Клирик: Уходите! И больше не шумите в храме.
Помощники оставляют бумаги и уходят. Клирик подходит к бумагам. Потом удаляется в противоположный край храма, пробует молиться.
Клирик: Да что же это происходит, Господи! Босой, Стационар, Патрон, общество, насилие, борьба — вот чем забита моя голова. Я хочу думать о Тебе, говорить с Тобой, и сам не слышу своего голоса. А Ты слышишь? Может быть, я слишком много на себя беру? Может быть, мне стоит предоставить этот мир и всех этих людей Твоей мудрости? В конце концов, после смерти все получат то, что заслужили. Но зачем же ты нам сотворил руки, Господи? Зачем ты сотворил нам ноги? (встаёт на колени, молится)
Входит Поэт.
Поэт: Клирик! То есть, прошу прощения, святейший.
Клирик (сердито): Да.
Поэт: Мне очень нужно поговорить с тобой.

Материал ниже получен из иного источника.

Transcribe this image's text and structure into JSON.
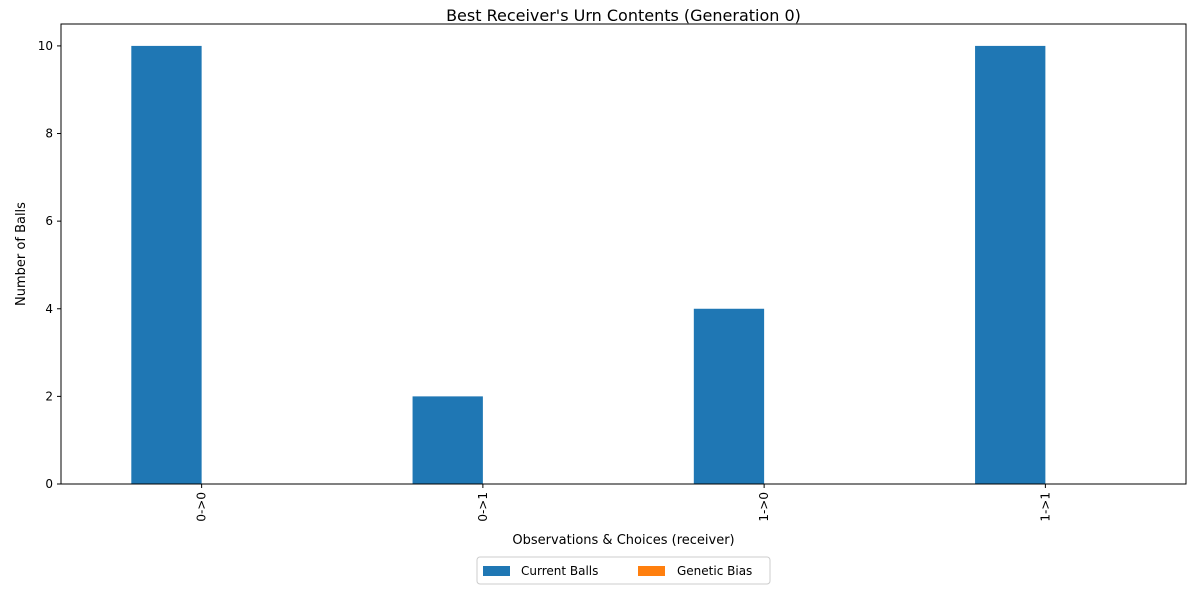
{
  "chart_data": {
    "type": "bar",
    "title": "Best Receiver's Urn Contents (Generation 0)",
    "xlabel": "Observations & Choices (receiver)",
    "ylabel": "Number of Balls",
    "categories": [
      "0->0",
      "0->1",
      "1->0",
      "1->1"
    ],
    "series": [
      {
        "name": "Current Balls",
        "values": [
          10,
          2,
          4,
          10
        ],
        "color": "#1f77b4"
      },
      {
        "name": "Genetic Bias",
        "values": [
          0,
          0,
          0,
          0
        ],
        "color": "#ff7f0e"
      }
    ],
    "ylim": [
      0,
      10.5
    ],
    "yticks": [
      "0",
      "2",
      "4",
      "6",
      "8",
      "10"
    ],
    "grid": false,
    "legend_position": "bottom-center",
    "x_tick_rotation": "vertical"
  }
}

Клирик (смягчаясь, но всё ещё задумчиво): Я рад тебя видеть, Поэт. Не часто ты заглядываешь в храм.
Поэт: Да, не часто. Но, скажи, куда же ещё пойти? В какое место отнести всё то, что скопилось в душе? Я всё кружил по городу, и везде натыкался на собственные воспоминания. Ведь с каждой скамейкой, с каждой улицей в этом городе для меня что-то связано. И только в этот храм я когда-то приходил один. Именно здесь мне хотелось обо всём забыть и сделаться лучше. Правда все эти добрые намерения я и оставлял здесь, а за порогом меня поджидали воспоминания, хватали и волокли. Я отчасти понимаю, Клирик, почему ты предпочёл остаться по эту сторону… Ты знаешь, что мы с Элей расстались? Теперь она с Патроном…

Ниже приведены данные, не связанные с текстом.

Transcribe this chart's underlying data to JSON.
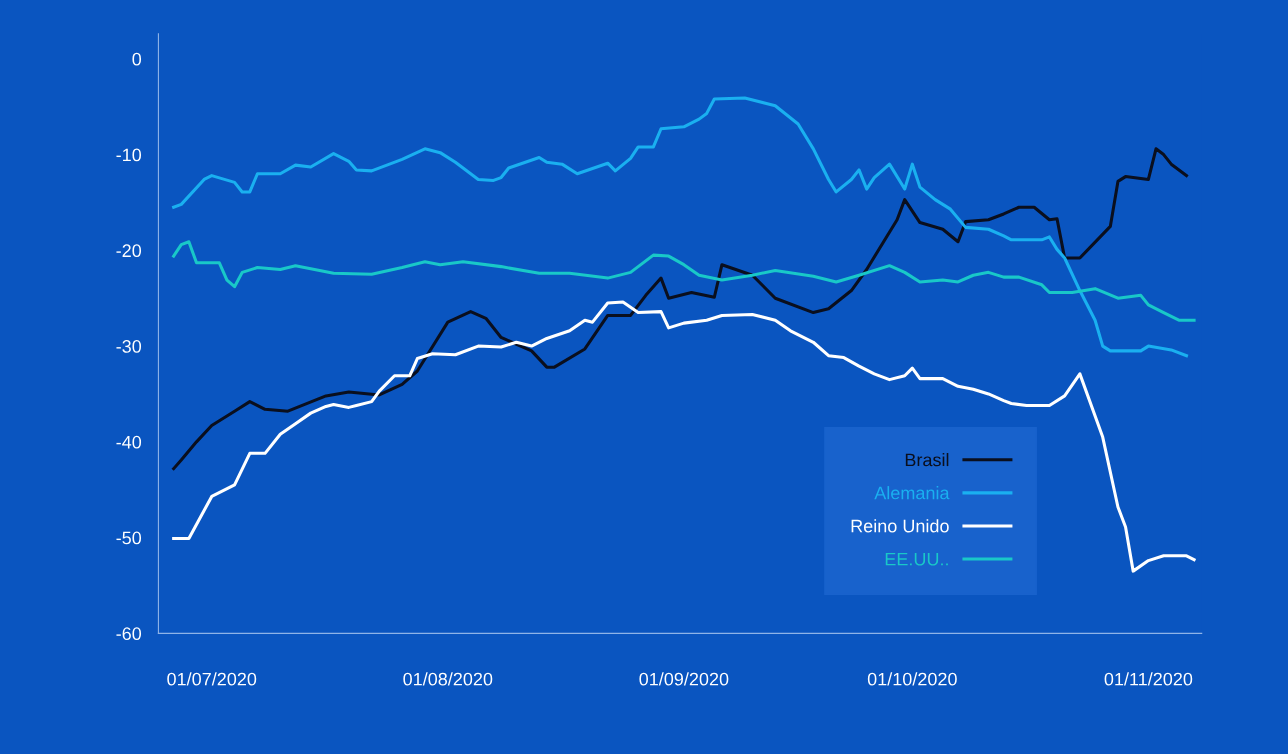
{
  "chart_data": {
    "type": "line",
    "legend": "bottom right",
    "grid": false,
    "line_style": "solid",
    "marker": "none",
    "xlim": [
      "2020-06-24",
      "2020-11-08"
    ],
    "ylim": [
      -60,
      2.6
    ],
    "yticks": [
      -60,
      -50,
      -40,
      -30,
      -20,
      -10,
      0
    ],
    "xticks": [
      {
        "value": "2020-07-01",
        "label": "01/07/2020"
      },
      {
        "value": "2020-08-01",
        "label": "01/08/2020"
      },
      {
        "value": "2020-09-01",
        "label": "01/09/2020"
      },
      {
        "value": "2020-10-01",
        "label": "01/10/2020"
      },
      {
        "value": "2020-11-01",
        "label": "01/11/2020"
      }
    ],
    "series": [
      {
        "name": "Brasil",
        "color": "#0a0f1e",
        "x": [
          "2020-06-26",
          "2020-06-27",
          "2020-06-29",
          "2020-07-01",
          "2020-07-04",
          "2020-07-06",
          "2020-07-08",
          "2020-07-11",
          "2020-07-16",
          "2020-07-19",
          "2020-07-23",
          "2020-07-26",
          "2020-07-28",
          "2020-08-01",
          "2020-08-04",
          "2020-08-06",
          "2020-08-08",
          "2020-08-12",
          "2020-08-14",
          "2020-08-15",
          "2020-08-19",
          "2020-08-22",
          "2020-08-25",
          "2020-08-27",
          "2020-08-29",
          "2020-08-30",
          "2020-09-02",
          "2020-09-05",
          "2020-09-06",
          "2020-09-10",
          "2020-09-13",
          "2020-09-18",
          "2020-09-20",
          "2020-09-23",
          "2020-09-25",
          "2020-09-29",
          "2020-09-30",
          "2020-10-02",
          "2020-10-05",
          "2020-10-07",
          "2020-10-08",
          "2020-10-11",
          "2020-10-13",
          "2020-10-15",
          "2020-10-17",
          "2020-10-19",
          "2020-10-20",
          "2020-10-21",
          "2020-10-23",
          "2020-10-27",
          "2020-10-28",
          "2020-10-29",
          "2020-11-01",
          "2020-11-02",
          "2020-11-03",
          "2020-11-04",
          "2020-11-06"
        ],
        "values": [
          -42.8,
          -41.9,
          -40,
          -38.3,
          -36.8,
          -35.8,
          -36.6,
          -36.8,
          -35.2,
          -34.8,
          -35.1,
          -34,
          -32.6,
          -27.5,
          -26.4,
          -27.1,
          -29.1,
          -30.5,
          -32.2,
          -32.2,
          -30.3,
          -26.8,
          -26.8,
          -24.7,
          -22.9,
          -25,
          -24.4,
          -24.9,
          -21.5,
          -22.6,
          -25,
          -26.5,
          -26.1,
          -24.2,
          -22,
          -16.8,
          -14.7,
          -17.1,
          -17.8,
          -19.1,
          -17,
          -16.8,
          -16.2,
          -15.5,
          -15.5,
          -16.8,
          -16.7,
          -20.8,
          -20.8,
          -17.5,
          -12.8,
          -12.3,
          -12.6,
          -9.4,
          -10,
          -11,
          -12.2
        ]
      },
      {
        "name": "Alemania",
        "color": "#1ab0f0",
        "x": [
          "2020-06-26",
          "2020-06-27",
          "2020-06-30",
          "2020-07-01",
          "2020-07-04",
          "2020-07-05",
          "2020-07-06",
          "2020-07-07",
          "2020-07-10",
          "2020-07-12",
          "2020-07-14",
          "2020-07-17",
          "2020-07-19",
          "2020-07-20",
          "2020-07-22",
          "2020-07-26",
          "2020-07-29",
          "2020-07-31",
          "2020-08-02",
          "2020-08-05",
          "2020-08-07",
          "2020-08-08",
          "2020-08-09",
          "2020-08-13",
          "2020-08-14",
          "2020-08-16",
          "2020-08-18",
          "2020-08-22",
          "2020-08-23",
          "2020-08-25",
          "2020-08-26",
          "2020-08-28",
          "2020-08-29",
          "2020-09-01",
          "2020-09-03",
          "2020-09-04",
          "2020-09-05",
          "2020-09-09",
          "2020-09-13",
          "2020-09-16",
          "2020-09-18",
          "2020-09-20",
          "2020-09-21",
          "2020-09-23",
          "2020-09-24",
          "2020-09-25",
          "2020-09-26",
          "2020-09-28",
          "2020-09-30",
          "2020-10-01",
          "2020-10-02",
          "2020-10-04",
          "2020-10-06",
          "2020-10-08",
          "2020-10-11",
          "2020-10-13",
          "2020-10-14",
          "2020-10-18",
          "2020-10-19",
          "2020-10-20",
          "2020-10-21",
          "2020-10-23",
          "2020-10-25",
          "2020-10-26",
          "2020-10-27",
          "2020-10-31",
          "2020-11-01",
          "2020-11-04",
          "2020-11-06"
        ],
        "values": [
          -15.5,
          -15.2,
          -12.6,
          -12.2,
          -12.9,
          -13.9,
          -13.9,
          -12,
          -12,
          -11.1,
          -11.3,
          -9.9,
          -10.7,
          -11.6,
          -11.7,
          -10.5,
          -9.4,
          -9.8,
          -10.8,
          -12.6,
          -12.7,
          -12.4,
          -11.4,
          -10.3,
          -10.8,
          -11,
          -12,
          -10.9,
          -11.7,
          -10.4,
          -9.2,
          -9.2,
          -7.3,
          -7.1,
          -6.3,
          -5.7,
          -4.2,
          -4.1,
          -4.9,
          -6.8,
          -9.4,
          -12.6,
          -13.9,
          -12.6,
          -11.6,
          -13.6,
          -12.4,
          -11,
          -13.6,
          -11,
          -13.4,
          -14.7,
          -15.7,
          -17.6,
          -17.8,
          -18.5,
          -18.9,
          -18.9,
          -18.6,
          -19.9,
          -20.8,
          -24.2,
          -27.3,
          -30,
          -30.5,
          -30.5,
          -30,
          -30.4,
          -31
        ]
      },
      {
        "name": "Reino Unido",
        "color": "#ffffff",
        "x": [
          "2020-06-26",
          "2020-06-28",
          "2020-07-01",
          "2020-07-04",
          "2020-07-06",
          "2020-07-08",
          "2020-07-10",
          "2020-07-12",
          "2020-07-14",
          "2020-07-16",
          "2020-07-17",
          "2020-07-19",
          "2020-07-20",
          "2020-07-22",
          "2020-07-23",
          "2020-07-25",
          "2020-07-27",
          "2020-07-28",
          "2020-07-30",
          "2020-08-02",
          "2020-08-05",
          "2020-08-08",
          "2020-08-10",
          "2020-08-12",
          "2020-08-14",
          "2020-08-17",
          "2020-08-19",
          "2020-08-20",
          "2020-08-22",
          "2020-08-24",
          "2020-08-26",
          "2020-08-29",
          "2020-08-30",
          "2020-09-01",
          "2020-09-04",
          "2020-09-06",
          "2020-09-10",
          "2020-09-13",
          "2020-09-15",
          "2020-09-18",
          "2020-09-20",
          "2020-09-22",
          "2020-09-24",
          "2020-09-26",
          "2020-09-28",
          "2020-09-30",
          "2020-10-01",
          "2020-10-02",
          "2020-10-05",
          "2020-10-07",
          "2020-10-09",
          "2020-10-11",
          "2020-10-13",
          "2020-10-14",
          "2020-10-16",
          "2020-10-19",
          "2020-10-21",
          "2020-10-23",
          "2020-10-26",
          "2020-10-28",
          "2020-10-29",
          "2020-10-30",
          "2020-11-01",
          "2020-11-03",
          "2020-11-06",
          "2020-11-07"
        ],
        "values": [
          -50.1,
          -50.1,
          -45.7,
          -44.5,
          -41.2,
          -41.2,
          -39.2,
          -38.1,
          -37,
          -36.3,
          -36.1,
          -36.4,
          -36.2,
          -35.8,
          -34.7,
          -33.1,
          -33.1,
          -31.3,
          -30.8,
          -30.9,
          -30,
          -30.1,
          -29.6,
          -30,
          -29.2,
          -28.4,
          -27.3,
          -27.5,
          -25.5,
          -25.4,
          -26.5,
          -26.4,
          -28.1,
          -27.6,
          -27.3,
          -26.8,
          -26.7,
          -27.3,
          -28.4,
          -29.6,
          -31,
          -31.2,
          -32.1,
          -32.9,
          -33.5,
          -33.1,
          -32.3,
          -33.4,
          -33.4,
          -34.2,
          -34.5,
          -35,
          -35.7,
          -36,
          -36.2,
          -36.2,
          -35.2,
          -32.9,
          -39.5,
          -46.8,
          -48.9,
          -53.5,
          -52.4,
          -51.9,
          -51.9,
          -52.3
        ]
      },
      {
        "name": "EE.UU..",
        "color": "#19c8c8",
        "x": [
          "2020-06-26",
          "2020-06-27",
          "2020-06-28",
          "2020-06-29",
          "2020-07-02",
          "2020-07-03",
          "2020-07-04",
          "2020-07-05",
          "2020-07-07",
          "2020-07-10",
          "2020-07-12",
          "2020-07-17",
          "2020-07-22",
          "2020-07-26",
          "2020-07-29",
          "2020-07-31",
          "2020-08-03",
          "2020-08-08",
          "2020-08-13",
          "2020-08-17",
          "2020-08-22",
          "2020-08-25",
          "2020-08-28",
          "2020-08-30",
          "2020-09-01",
          "2020-09-03",
          "2020-09-06",
          "2020-09-10",
          "2020-09-13",
          "2020-09-18",
          "2020-09-21",
          "2020-09-24",
          "2020-09-28",
          "2020-09-30",
          "2020-10-02",
          "2020-10-05",
          "2020-10-07",
          "2020-10-09",
          "2020-10-11",
          "2020-10-13",
          "2020-10-15",
          "2020-10-18",
          "2020-10-19",
          "2020-10-22",
          "2020-10-25",
          "2020-10-28",
          "2020-10-31",
          "2020-11-01",
          "2020-11-03",
          "2020-11-05",
          "2020-11-07"
        ],
        "values": [
          -20.6,
          -19.4,
          -19.1,
          -21.3,
          -21.3,
          -23.1,
          -23.8,
          -22.3,
          -21.8,
          -22,
          -21.6,
          -22.4,
          -22.5,
          -21.8,
          -21.2,
          -21.5,
          -21.2,
          -21.7,
          -22.4,
          -22.4,
          -22.9,
          -22.3,
          -20.5,
          -20.6,
          -21.5,
          -22.6,
          -23.1,
          -22.6,
          -22.1,
          -22.7,
          -23.3,
          -22.6,
          -21.6,
          -22.3,
          -23.3,
          -23.1,
          -23.3,
          -22.6,
          -22.3,
          -22.8,
          -22.8,
          -23.6,
          -24.4,
          -24.4,
          -24,
          -25,
          -24.7,
          -25.7,
          -26.5,
          -27.3,
          -27.3
        ]
      }
    ]
  }
}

Клирик: Нет, я не в курсе. Быстро же у вас там всё происходит.
Поэт: Да нет, просто это у Эли в жизни происходят перестановки так же быстро, как и в квартире.
Клирик: С тех пор, как мы встречались все вместе, когда ты её привёл, прошло уже несколько дней, кажется? Я был занят в храме, у нас идёт торжественная неделя. Если бы ты знал, Поэт, как я сейчас далёк от этих ваших дел.

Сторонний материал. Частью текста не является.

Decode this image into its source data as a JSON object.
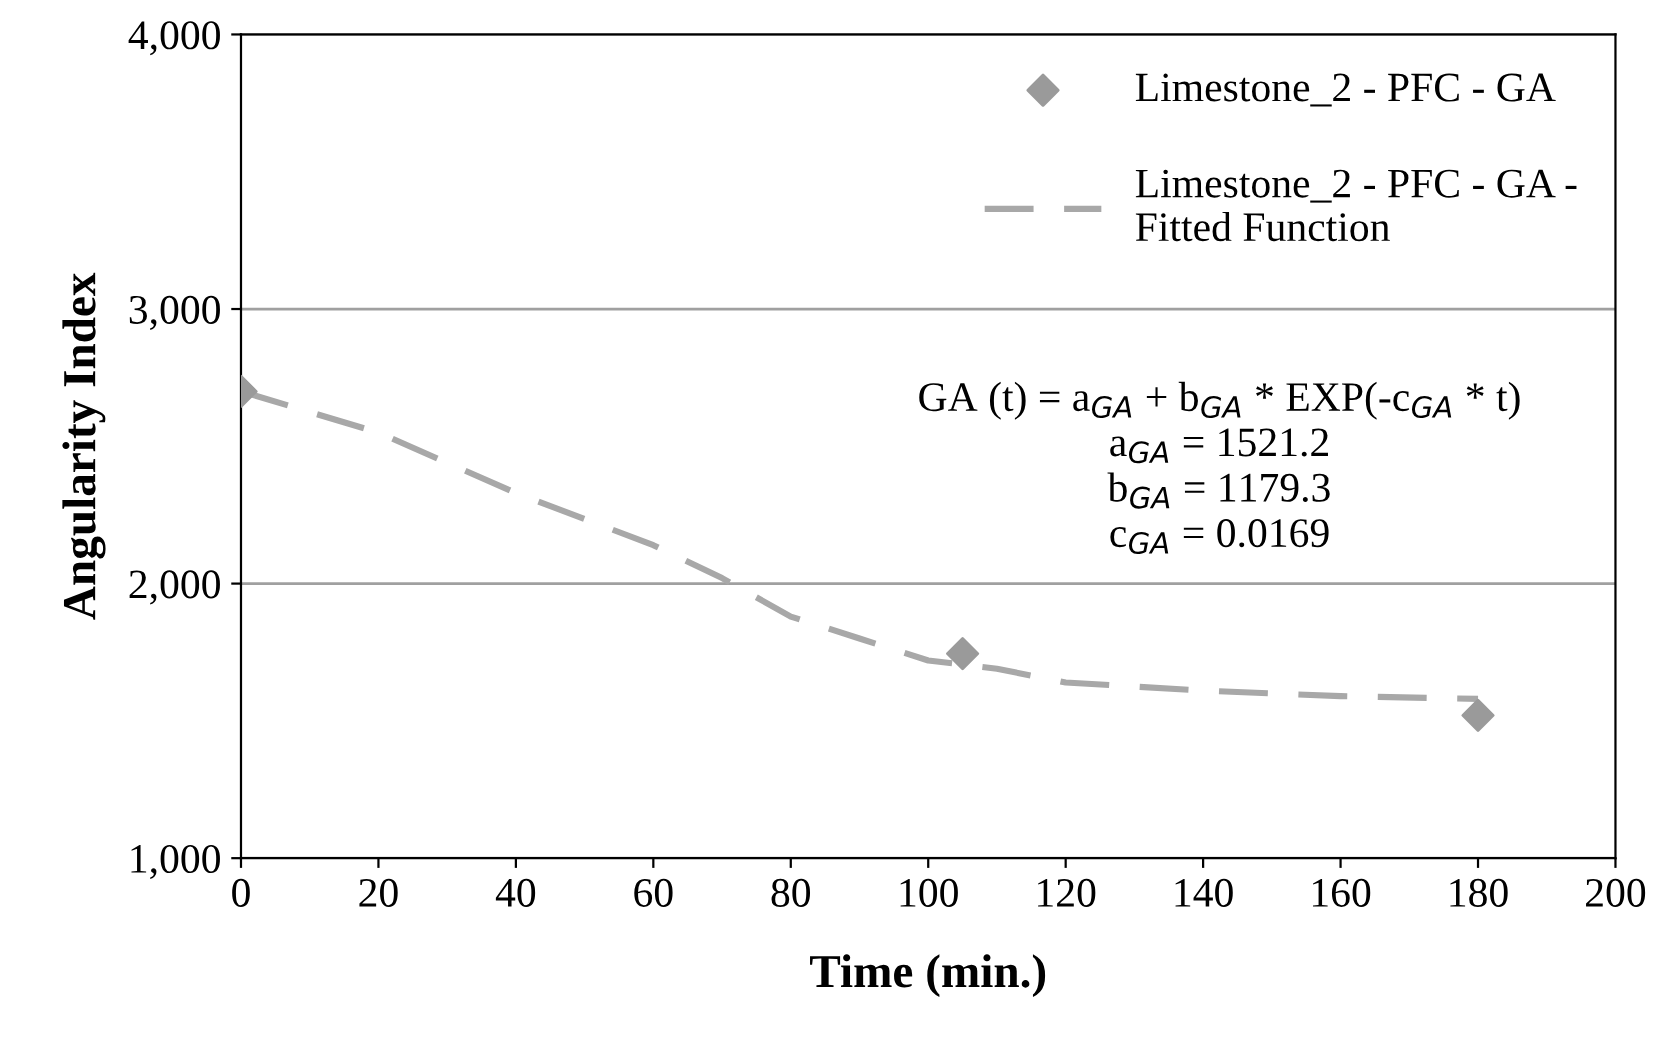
{
  "chart_data": {
    "type": "scatter",
    "xlabel": "Time (min.)",
    "ylabel": "Angularity Index",
    "xlim": [
      0,
      200
    ],
    "xticks": [
      0,
      20,
      40,
      60,
      80,
      100,
      120,
      140,
      160,
      180,
      200
    ],
    "ylim": [
      1000,
      4000
    ],
    "yticks": [
      {
        "value": 1000,
        "label": "1,000"
      },
      {
        "value": 2000,
        "label": "2,000"
      },
      {
        "value": 3000,
        "label": "3,000"
      },
      {
        "value": 4000,
        "label": "4,000"
      }
    ],
    "grid": "y",
    "legend": "top right",
    "series": [
      {
        "name": "Limestone_2 - PFC - GA",
        "marker": "diamond",
        "color": "#9a9a9a",
        "x": [
          0,
          105,
          180
        ],
        "values": [
          2700,
          1745,
          1520
        ]
      },
      {
        "name": "Limestone_2 - PFC - GA - Fitted Function",
        "type": "line",
        "marker": "none",
        "line_style": "dashed",
        "color": "#a8a8a8",
        "x": [
          0,
          20,
          40,
          60,
          70,
          80,
          90,
          100,
          110,
          120,
          140,
          160,
          180
        ],
        "values": [
          2700,
          2550,
          2330,
          2140,
          2020,
          1880,
          1800,
          1720,
          1690,
          1640,
          1610,
          1590,
          1580
        ]
      }
    ],
    "annotations": [
      "GA (t) = a$_{GA}$ + b$_{GA}$ * EXP(-c$_{GA}$ * t)",
      "a$_{GA}$ = 1521.2",
      "b$_{GA}$ = 1179.3",
      "c$_{GA}$ = 0.0169"
    ]
  }
}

Поэт: Да, я понимаю. Просто хотелось сказать.
Клирик: Может быть, теперь ты обратишь внимание на Аню?
Поэт: Может быть. Я даже попросил её сохранить у себя кой-какое наше оборудование. Но не об этом речь.
Клирик: Постой, какое оборудование? Проектор?
Поэт: Ну… динамит.
Клирик: Постой, какой динамит? Откуда?
Поэт: От верблюда. Ну, конечно, от Патрона.
Клирик: И ты отдал его Ане?
Поэт: А что, ты бы предпочёл оставить его Патрону? Я уверен, что мы и без спецэффектов отлично обойдёмся. Я как раз пришёл сказать… Ты действительно очень занят?
Клирик: Мне предстоит очень серьёзное испытание… Да. Очень серьёзное испытание.
Поэт: Правда? Насколько серьёзное?
Клирик: Настолько, что мне хотелось бы, чтобы ты передал Патрону, что…
Поэт: Вот даже как? Ты прощаешься?
Клирик: Нет-нет. Я не прощаюсь. Я не прощаюсь.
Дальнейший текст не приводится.